Time Evolution of the Pinch Region of a Deflagration Plasma Accelerator
A. A. T. Jibodu, J. D. Strickland, M. A. Cappelli
TL;DR
This work addresses time-resolved evolution of the pinch region in a coaxial plasma accelerator (CHENG) by employing time-resolved optical emission spectroscopy on the Hβ line, with Abel inversion used to recover radial density profiles. Distinguishing deflagration and detonation modes, it finds deflagration to produce very high core densities up to ~$4 \times 10^{23}\ \mathrm{m^{-3}}$ while detonation yields a broader, lower-density pinch (~$3 \times 10^{21}\ \mathrm{m^{-3}}$ peak) and shorter lifetimes. A Voigt-profile analysis of Hβ, coupled with energy-balance arguments, provides an upper bound on core pinch temperatures of ~550 eV, though instrument resolution and data near the core limit precise temperature determinations. The results corroborate prior Schlieren measurements and time-integrated OES, highlighting the potential and challenges of time-resolved pinch diagnostics and pointing toward higher-resolution, intensified setups for direct temperature measurements.
Abstract
A spectroscopic study of a plasma deflagration accelerator was carried out to investigate the temporal evolution of plasma density within the pinch region.

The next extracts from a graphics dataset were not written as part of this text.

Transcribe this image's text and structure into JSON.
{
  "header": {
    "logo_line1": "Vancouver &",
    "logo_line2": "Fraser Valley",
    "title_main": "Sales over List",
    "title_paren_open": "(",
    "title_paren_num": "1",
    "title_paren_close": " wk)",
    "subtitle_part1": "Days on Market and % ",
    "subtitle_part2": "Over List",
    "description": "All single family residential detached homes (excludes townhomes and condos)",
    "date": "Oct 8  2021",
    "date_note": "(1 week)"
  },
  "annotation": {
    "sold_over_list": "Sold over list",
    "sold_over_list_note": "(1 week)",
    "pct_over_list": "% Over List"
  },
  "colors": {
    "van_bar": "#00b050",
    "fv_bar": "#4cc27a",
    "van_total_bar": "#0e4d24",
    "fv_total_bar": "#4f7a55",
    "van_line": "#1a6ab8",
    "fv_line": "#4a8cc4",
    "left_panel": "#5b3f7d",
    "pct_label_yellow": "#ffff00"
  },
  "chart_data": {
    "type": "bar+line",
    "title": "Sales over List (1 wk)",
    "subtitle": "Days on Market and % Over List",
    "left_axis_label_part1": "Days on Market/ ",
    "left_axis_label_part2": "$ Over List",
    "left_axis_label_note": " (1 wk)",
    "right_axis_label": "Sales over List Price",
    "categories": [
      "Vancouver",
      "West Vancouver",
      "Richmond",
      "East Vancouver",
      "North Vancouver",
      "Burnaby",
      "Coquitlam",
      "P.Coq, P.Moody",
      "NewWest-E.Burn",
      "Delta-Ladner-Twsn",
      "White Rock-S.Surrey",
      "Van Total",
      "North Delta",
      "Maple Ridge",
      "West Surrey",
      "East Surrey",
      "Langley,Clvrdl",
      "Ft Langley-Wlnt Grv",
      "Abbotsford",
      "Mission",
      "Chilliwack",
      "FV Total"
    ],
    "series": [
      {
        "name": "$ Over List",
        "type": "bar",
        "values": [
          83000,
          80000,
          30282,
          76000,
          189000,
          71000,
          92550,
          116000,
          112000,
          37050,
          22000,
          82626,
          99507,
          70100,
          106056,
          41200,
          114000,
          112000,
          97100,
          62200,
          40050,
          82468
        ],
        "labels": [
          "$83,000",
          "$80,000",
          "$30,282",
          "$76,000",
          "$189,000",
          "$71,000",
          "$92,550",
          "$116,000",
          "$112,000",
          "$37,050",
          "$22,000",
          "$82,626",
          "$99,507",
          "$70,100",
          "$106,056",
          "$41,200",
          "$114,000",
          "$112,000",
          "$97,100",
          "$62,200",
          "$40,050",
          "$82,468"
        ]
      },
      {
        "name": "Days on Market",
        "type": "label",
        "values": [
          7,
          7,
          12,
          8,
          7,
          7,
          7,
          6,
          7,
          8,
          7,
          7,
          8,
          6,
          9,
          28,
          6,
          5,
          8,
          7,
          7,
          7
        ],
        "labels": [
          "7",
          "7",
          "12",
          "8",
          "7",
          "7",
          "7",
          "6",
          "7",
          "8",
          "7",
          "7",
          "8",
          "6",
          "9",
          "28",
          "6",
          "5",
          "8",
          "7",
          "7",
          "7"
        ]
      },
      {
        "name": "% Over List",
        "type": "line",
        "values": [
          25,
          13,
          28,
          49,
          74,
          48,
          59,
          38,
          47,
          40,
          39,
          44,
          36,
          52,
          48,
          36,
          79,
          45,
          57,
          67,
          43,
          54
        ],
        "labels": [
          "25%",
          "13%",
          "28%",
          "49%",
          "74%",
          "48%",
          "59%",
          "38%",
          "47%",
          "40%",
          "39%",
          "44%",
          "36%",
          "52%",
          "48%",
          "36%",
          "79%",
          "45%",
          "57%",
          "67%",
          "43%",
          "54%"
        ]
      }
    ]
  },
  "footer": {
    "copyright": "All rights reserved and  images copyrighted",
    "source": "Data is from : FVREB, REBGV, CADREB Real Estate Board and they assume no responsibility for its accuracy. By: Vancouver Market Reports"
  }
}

A half-meter imaging monochromator, paired with a fast (10 MHz) camera operating at 1 MHz, was used to collect broadened chord-integrated spectral lines from the pinch region of a plasma deflagration device. Specifically, images of the $H_β$ and the $H_α$ lines were taken - with the $H_α$ used to find the background continuum. Voigt fits of the Abel inverted H$_β$ emission lines allowed for determination of the radial profile of the number density in the pinch at intervals of 1 $μ$s. This provided insight into the formation, growth, and decay of the pinch in both the deflagration and detonation modes of the accelerator. It was found that the maximum density for the deflagration increased from $\sim 10^{20}$ m$^{-3}$ 1.4 cm away from the core of the pinch to $\sim 10^{23}$ m$^{-3}$ at the core of the deflagration pinch. In contrast, the detonation pinch featured a broader zone of relatively constant density on the order of $\sim 10^{20}$ m$^{-3}$. Furthermore, an energy balance of the plasma in the deflagration pinch and downstream, as informed by prior work, was done to get an estimate of temperatures in the core of the pinch where measurements are not currently possible revealing potential temperatures on the 550 eV in the core of the pinch suggesting departures from some of the assumptions in the analysis.